Chaoslingr: The first security-specific tool to appear was a relatively simple but interesting open source project, Chaoslingr. (The project is now archived, but can provide some value in showing how to create and run experiments in a low-cost way.) Created by a team Rinehart led, Chaoslinger is a security experiment and reporting framework. Anyone can write their own experiments. Written in Python, the framework consists of four AWS Lambda functions, as follows:
Generatr, which identifies the object to inject the failure on and calls Slingr
Slingr, which injects the failure
Trackr, which logs details about the experiment as it occurs
Experiment description, which provides documentation on the experiment along with applicable input and output parameters for Lambda functions
Beyond these general-purpose chaos engineering tools, system-specific utilities for performing fault experiments are starting to emerge. For example, Istio, the open-source service mesh technology, includes the ability to perform chaos experiments in a microservices environment, without the need to change the applications. More specifically, Istio allows testers to:
Throw a 503 Service Unavailable error: System managers can easily configure Istio to return 503 errors to service requests, testing how robust distributed applications are in the face of unavailable services.

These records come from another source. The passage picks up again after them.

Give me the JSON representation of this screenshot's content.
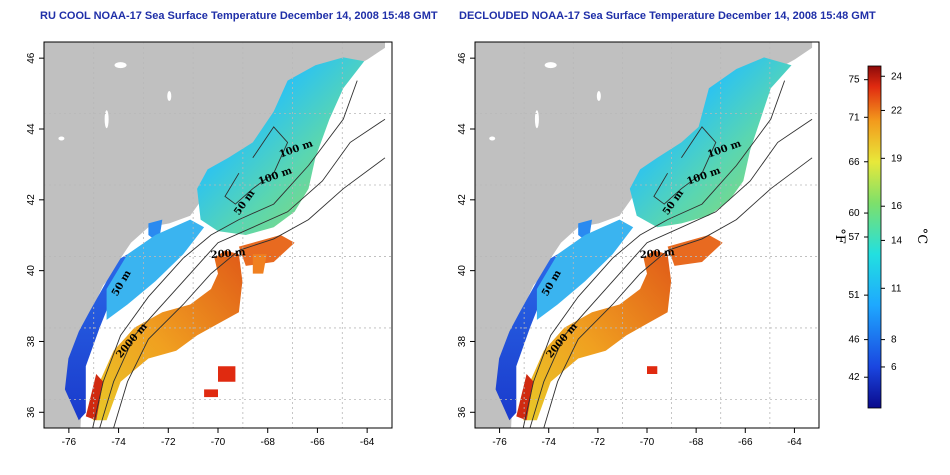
{
  "panels": [
    {
      "id": "left",
      "title": "RU COOL NOAA-17 Sea Surface Temperature December 14, 2008 15:48 GMT",
      "contour_labels": [
        "100 m",
        "100 m",
        "50 m",
        "200 m",
        "50 m",
        "2000 m"
      ]
    },
    {
      "id": "right",
      "title": "DECLOUDED NOAA-17 Sea Surface Temperature December 14, 2008 15:48 GMT",
      "contour_labels": [
        "100 m",
        "100 m",
        "50 m",
        "200 m",
        "50 m",
        "2000 m"
      ]
    }
  ],
  "axes": {
    "x_ticks": [
      "-76",
      "-74",
      "-72",
      "-70",
      "-68",
      "-66",
      "-64"
    ],
    "y_ticks": [
      "46",
      "44",
      "42",
      "40",
      "38",
      "36"
    ]
  },
  "colorbar": {
    "fahrenheit_unit": "°F",
    "celsius_unit": "°C",
    "fahrenheit_ticks": [
      "75",
      "71",
      "66",
      "60",
      "57",
      "51",
      "46",
      "42"
    ],
    "celsius_ticks": [
      "24",
      "22",
      "19",
      "16",
      "14",
      "11",
      "8",
      "6"
    ]
  },
  "colors": {
    "land": "#c0c0c0",
    "title": "#1f2fa8",
    "cold": "#1030c0",
    "warm": "#d02010"
  }
}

Inject service response delays: Istio allows managers to inject variable-length network delays at different points in the system without changing any code. Random response delays can be a difficult problem to deal with in a complex microservices environment. Using this feature with Jaeger tracing, managers can spot problems proactively and increase system resiliency.
Retry services a random number of times: When applications retry service requests after an unsuccessful attempt, they typically follow a predetermined pattern. With Istio, managers can dynamically change the number of retry attempts, another useful tool in distributed debugging and tracing.
As chaos engineering becomes more standard practice in DevOps environments, other general-purpose tools are likely to emerge or become part of CI/CD platforms. Security teams can take advantage of of these as they see fit.
Disclosure: Rain Capital has an investment in Tetrate, which provides products and services based on Istio and Envoy. As of this writing, Rain capital has no investments in the other companies mentioned in this post.